Cuando se compara el 2021 con el 2019 se ve la continuidad del “ajuste de mercado” iniciado en 2018: disminución de salarios reales y del consumo privado, que en el primer semestre de 2021 fue 7,5% inferior al de 2019 (y 13% inferior al de 2018). Eso implicó una fuerte caída en la recaudación de IVA y contribuciones de Seguridad Social, que se sumó a la mayor necesidad de asistencia social. ¿Cómo se compensó? Aumentaron impuestos progresivos, como las retenciones a las exportaciones, Bienes Personales, Impuestos internos y el “Aporte Solidario”. Y disminuyeron a la mitad los pagos de intereses. Pero, con efecto redistributivo más discutible, aumentó el gasto en subsidios al consumo de energía, y bajó el gasto previsional. Esto último también se vincula con el “ajuste de mercado”: dado el mecanismo de la movilidad previsional, el gasto en términos reales bajó porque la inflación se aceleró.
Es posible que el equipo económico haya apostado inicialmente a que la recuperación de la economía, al aflojarse la cuarentena, mejorara la situación social y la recaudación fiscal, en un sendero estable de normalización. Si fuera así, el recrudecimiento de la inflación en el primer trimestre, y de la pandemia en el segundo, fueron malas noticias inesperadas. Creo que hubo factores extra-económicos que contribuyeron mucho a la derrota oficialista en las PASO, pero está claro que la economía no llega en su mejor forma a las elecciones de noviembre.
Sería sano que se dejara de pensar en términos de políticas efectistas en el corto plazo, y que se apunte a que la Argentina tienda a ser un país normal en el mediano plazo. O, al menos, que esté claramente en ese sendero para la fecha de las elecciones que más importan, las de 2023. No olvidemos que el gobierno anterior llegó al déficit fiscal más alto de las últimas décadas en 2017, a partir de políticas expansivas de corto plazo. Ganó las elecciones legislativas; para luego verse arrastrado por un ajuste de mercado (cuando quedó claro que iba camino a la insolvencia) que colaboró para que fuera desalojado del poder en 2019.

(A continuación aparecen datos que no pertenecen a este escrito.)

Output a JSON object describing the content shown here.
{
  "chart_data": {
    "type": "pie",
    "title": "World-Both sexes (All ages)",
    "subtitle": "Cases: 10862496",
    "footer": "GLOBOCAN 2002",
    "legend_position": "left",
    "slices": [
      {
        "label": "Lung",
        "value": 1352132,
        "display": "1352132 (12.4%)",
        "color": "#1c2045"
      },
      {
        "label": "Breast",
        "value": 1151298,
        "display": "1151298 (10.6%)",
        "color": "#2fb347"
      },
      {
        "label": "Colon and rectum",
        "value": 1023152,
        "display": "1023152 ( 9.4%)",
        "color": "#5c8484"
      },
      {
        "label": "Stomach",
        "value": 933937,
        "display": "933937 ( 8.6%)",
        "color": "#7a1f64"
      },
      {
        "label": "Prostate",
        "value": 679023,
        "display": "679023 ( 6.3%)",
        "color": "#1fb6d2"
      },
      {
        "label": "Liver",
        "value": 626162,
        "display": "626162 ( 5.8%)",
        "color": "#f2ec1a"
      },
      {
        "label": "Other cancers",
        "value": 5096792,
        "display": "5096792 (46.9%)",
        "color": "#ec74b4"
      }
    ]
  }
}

Las políticas que combinan retraso cambiario y déficit fiscal creciente ya las probamos en 2011, 2013, 2015 y 2017. Los resultados obtenidos a mediano plazo fueron malos, tanto para el país como para los gobiernos a cargo. Si seguimos haciendo lo mismo una y otra vez, es poco probable que obtengamos resultados diferentes. En 2002 se siguió un camino distinto, y lo que vino luego fueron seis años seguidos de crecimiento al 8% anual. Hubo otros factores que colaboraron, pero los “superávits gemelos” fueron sin duda decisivos. Luego, las urgencias electorales combinadas con miopía, hicieron perder foco en lo que está lejos, pero que inevitablemente llega. Sería muy bueno que reenfoquemos la visión.